For this I knew I’d need a dual axis chart using an area chart for one and line chart for the other.

Given there’s a reference line on the axis indicating ‘Today’, I know I needed a continuous date axis, and chose to use the idea of baselining all the dates to the same year, and then filtering the viz just to use the dates in the current month (in this case September).

Date Aligned

//reset all data to pretend all against same year
MAKEDATE(YEAR([Today]),MONTH([Order Date]), DAY([Order Date]))

You can see from above regardless of the year of the actual Order Date, the re-aligned date field, has the same date.

Month To Include

MONTH([Order Date]) = MONTH(TODAY())

adding this to the filter shelf and setting to True filters to just the September dates in the data set.

Area Chart

The area chart is last year’s data. So far I’ve only built a Sales MTD – Last Year field, but plotting this as a running total table calc against Date Aligned (exact date), doesn’t give me what I need….

…as it flattens out after 20 Sept, as that is when I defined the Sales value to stop being counted. I need a Sales field that continues to grow until the end of the month. I also need a Sales field that gives me my running total up to 20 Sept, but then stops.

Sales Full Month Last Year

IF DATETRUNC(‘month’,[Order Date]) = DATETRUNC(‘month’,[Today Last Year]) THEN [Sales] ELSE 0 END

Adding this to the view and changing to use a Running Total quick table calc gives me what I need

Running Sum Sales MTD Last Year

IF ATTR([Date Aligned])<=ATTR([Today]) THEN
RUNNING_SUM(SUM([Sales MTD Last Year])) ELSE NULL END

This is basically only storing the running sum if the date is prior or on today.

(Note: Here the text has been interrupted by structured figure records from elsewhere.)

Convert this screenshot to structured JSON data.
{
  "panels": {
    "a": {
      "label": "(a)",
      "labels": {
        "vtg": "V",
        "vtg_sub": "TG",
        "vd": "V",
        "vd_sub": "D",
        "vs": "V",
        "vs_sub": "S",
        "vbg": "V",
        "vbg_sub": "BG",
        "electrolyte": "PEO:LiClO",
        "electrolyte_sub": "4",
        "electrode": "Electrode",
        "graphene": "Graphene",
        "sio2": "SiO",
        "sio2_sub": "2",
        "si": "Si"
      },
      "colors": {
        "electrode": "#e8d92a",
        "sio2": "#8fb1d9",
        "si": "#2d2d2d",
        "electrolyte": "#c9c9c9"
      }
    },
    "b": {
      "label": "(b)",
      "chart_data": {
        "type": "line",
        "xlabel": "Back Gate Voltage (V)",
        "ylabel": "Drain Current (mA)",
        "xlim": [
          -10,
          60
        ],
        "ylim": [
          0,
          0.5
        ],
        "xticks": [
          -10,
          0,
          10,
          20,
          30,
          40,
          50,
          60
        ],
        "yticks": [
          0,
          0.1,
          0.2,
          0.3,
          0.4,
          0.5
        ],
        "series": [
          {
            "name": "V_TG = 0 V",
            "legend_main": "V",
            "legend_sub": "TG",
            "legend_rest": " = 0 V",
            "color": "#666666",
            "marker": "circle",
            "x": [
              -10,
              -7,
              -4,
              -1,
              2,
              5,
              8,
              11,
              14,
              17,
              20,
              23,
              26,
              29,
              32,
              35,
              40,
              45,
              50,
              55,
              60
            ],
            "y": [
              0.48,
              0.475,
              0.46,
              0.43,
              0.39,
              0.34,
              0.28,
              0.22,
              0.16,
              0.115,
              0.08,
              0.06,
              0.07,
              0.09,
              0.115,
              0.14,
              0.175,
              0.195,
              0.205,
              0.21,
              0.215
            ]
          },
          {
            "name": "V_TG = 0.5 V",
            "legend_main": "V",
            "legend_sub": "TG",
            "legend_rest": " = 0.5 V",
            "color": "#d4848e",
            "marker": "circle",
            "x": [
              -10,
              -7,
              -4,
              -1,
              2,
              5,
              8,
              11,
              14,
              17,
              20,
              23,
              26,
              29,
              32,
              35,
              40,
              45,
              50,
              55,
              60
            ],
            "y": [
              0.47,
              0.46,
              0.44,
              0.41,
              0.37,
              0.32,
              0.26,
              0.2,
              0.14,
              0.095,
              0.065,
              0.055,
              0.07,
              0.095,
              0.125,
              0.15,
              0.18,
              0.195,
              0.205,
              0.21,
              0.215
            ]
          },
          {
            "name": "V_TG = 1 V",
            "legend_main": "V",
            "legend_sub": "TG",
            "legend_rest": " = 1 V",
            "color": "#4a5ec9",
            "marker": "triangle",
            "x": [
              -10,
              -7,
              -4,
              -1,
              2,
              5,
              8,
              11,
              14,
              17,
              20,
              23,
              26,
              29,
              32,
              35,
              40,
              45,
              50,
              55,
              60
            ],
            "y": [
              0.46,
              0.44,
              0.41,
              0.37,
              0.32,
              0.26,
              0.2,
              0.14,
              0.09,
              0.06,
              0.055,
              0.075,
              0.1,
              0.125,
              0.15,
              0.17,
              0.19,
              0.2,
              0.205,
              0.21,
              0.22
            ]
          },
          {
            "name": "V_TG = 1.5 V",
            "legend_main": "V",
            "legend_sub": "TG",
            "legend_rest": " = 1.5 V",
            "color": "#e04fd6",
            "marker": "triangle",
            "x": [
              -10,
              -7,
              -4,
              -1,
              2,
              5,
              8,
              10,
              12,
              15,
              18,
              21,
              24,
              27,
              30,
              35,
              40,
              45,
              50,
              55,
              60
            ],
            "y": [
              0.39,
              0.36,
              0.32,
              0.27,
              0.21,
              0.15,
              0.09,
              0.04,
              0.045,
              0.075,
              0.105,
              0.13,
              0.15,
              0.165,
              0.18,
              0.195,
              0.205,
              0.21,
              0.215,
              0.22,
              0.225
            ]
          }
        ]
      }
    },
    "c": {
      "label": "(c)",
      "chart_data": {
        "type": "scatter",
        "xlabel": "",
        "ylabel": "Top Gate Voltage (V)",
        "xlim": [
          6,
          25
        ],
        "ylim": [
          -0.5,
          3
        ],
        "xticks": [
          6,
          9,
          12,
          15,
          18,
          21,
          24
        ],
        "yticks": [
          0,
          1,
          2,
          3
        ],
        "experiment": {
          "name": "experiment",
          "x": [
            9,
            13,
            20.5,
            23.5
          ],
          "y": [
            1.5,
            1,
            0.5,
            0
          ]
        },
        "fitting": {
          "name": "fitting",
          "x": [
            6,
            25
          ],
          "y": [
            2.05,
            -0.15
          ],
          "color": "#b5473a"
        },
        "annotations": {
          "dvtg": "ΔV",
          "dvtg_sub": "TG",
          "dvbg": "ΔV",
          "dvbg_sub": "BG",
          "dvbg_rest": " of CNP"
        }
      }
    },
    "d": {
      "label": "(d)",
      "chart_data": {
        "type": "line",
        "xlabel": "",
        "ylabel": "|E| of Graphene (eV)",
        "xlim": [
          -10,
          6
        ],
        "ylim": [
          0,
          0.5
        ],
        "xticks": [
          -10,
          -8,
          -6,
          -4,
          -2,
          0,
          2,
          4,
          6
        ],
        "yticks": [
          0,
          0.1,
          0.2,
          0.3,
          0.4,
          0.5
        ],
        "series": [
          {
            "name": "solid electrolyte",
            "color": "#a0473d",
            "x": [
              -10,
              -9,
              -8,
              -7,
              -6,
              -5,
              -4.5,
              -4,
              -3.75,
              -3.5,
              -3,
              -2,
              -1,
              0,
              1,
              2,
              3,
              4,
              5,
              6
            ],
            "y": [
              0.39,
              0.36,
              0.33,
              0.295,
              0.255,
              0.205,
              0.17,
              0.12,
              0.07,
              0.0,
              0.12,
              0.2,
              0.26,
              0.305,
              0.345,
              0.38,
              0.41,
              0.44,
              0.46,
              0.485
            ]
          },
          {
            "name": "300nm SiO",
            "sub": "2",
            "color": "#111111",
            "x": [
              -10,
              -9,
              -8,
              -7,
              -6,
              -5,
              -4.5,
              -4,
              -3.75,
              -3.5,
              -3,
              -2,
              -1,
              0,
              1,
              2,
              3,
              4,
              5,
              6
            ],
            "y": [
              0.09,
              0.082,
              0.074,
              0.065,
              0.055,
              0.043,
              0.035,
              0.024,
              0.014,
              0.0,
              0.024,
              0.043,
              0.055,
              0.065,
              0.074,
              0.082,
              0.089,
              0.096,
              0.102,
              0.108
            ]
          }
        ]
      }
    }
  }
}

I then changed these to sit on the same axis, rather than side by side, changed the mark type to Area, turned stack marks to off, and changed the colour to grey. As there are measures that overlap each other they give the appearance of a darker shade (sneaky huh?).

Line Chart

In a similar way described above, I can’t just use a running total of my existing Sales MTD – This Year field for the line, as that will also continue beyond 20 Sept. So I need

Running Sum Sales MTD This Year

IF ATTR([Date Aligned])<=ATTR([Today]) THEN
RUNNING_SUM(SUM([Sales MTD This Year])) ELSE NULL END

Added to the view as a dual axis (synchronised) and mark type of line I get

To change the colour of the line I can’t just use the field I used to make the KPI indicator above, as my data is now at a much more granular level, and it will return me multiple % changes. I just want the overall % change. I had to create more calculated fields for this :

Total Sales MTD

WINDOW_SUM(SUM([Sales MTD This Year]))

Total Sales MTD – Last Year

WINDOW_SUM(SUM([Sales MTD Last Year]))

% Total Change

([Total Sales MTD] -[Total Sales MTD – Last Yr]) / [Total Sales MTD – Last Yr]

Colour : Line

IF [% Total Change ] < 0 THEN ‘red’ ELSE ‘green’ END

You can obviously combine all these steps into one, but I find it easier to read this way. No doubt there’s also another way I could have achieved this.

So that’s the main trend chart complete you think (don’t forget to add Today as a reference line, and label the end of the line chart), until you examine the tooltips and notice things aren’t quite giving you what you need.

Against each mark, Ann wants us to show:

  • Sales MTD for this year, which rises until ‘today’, then remains the same
  • Sales MTD for previous year, which also rises until ‘today’, then remains the same
  • Sales MTD for previous year, which continues until the end of the month

With the measures I’ve got on the view, the MTD Sales up to today for this year and last year stop once I pass ‘today’.

But not to worry, this actually isn’t too hard; I just need to add Sales MTD This Year, Sales MTD Last Year and Sales Full Month Last Year to the tooltip and change all the be Running Total table calcs.

Apply relevant formatting to the tooltip, and gridlines etc, hide headers & axis and this chart is now good to go!

When I then added these 3 views to the dashboard, I placed them side by side in a horizontal container, and changed the padding on each view to 0 on all sides, so they all butted up against each other and the lines for each row appeared joined up.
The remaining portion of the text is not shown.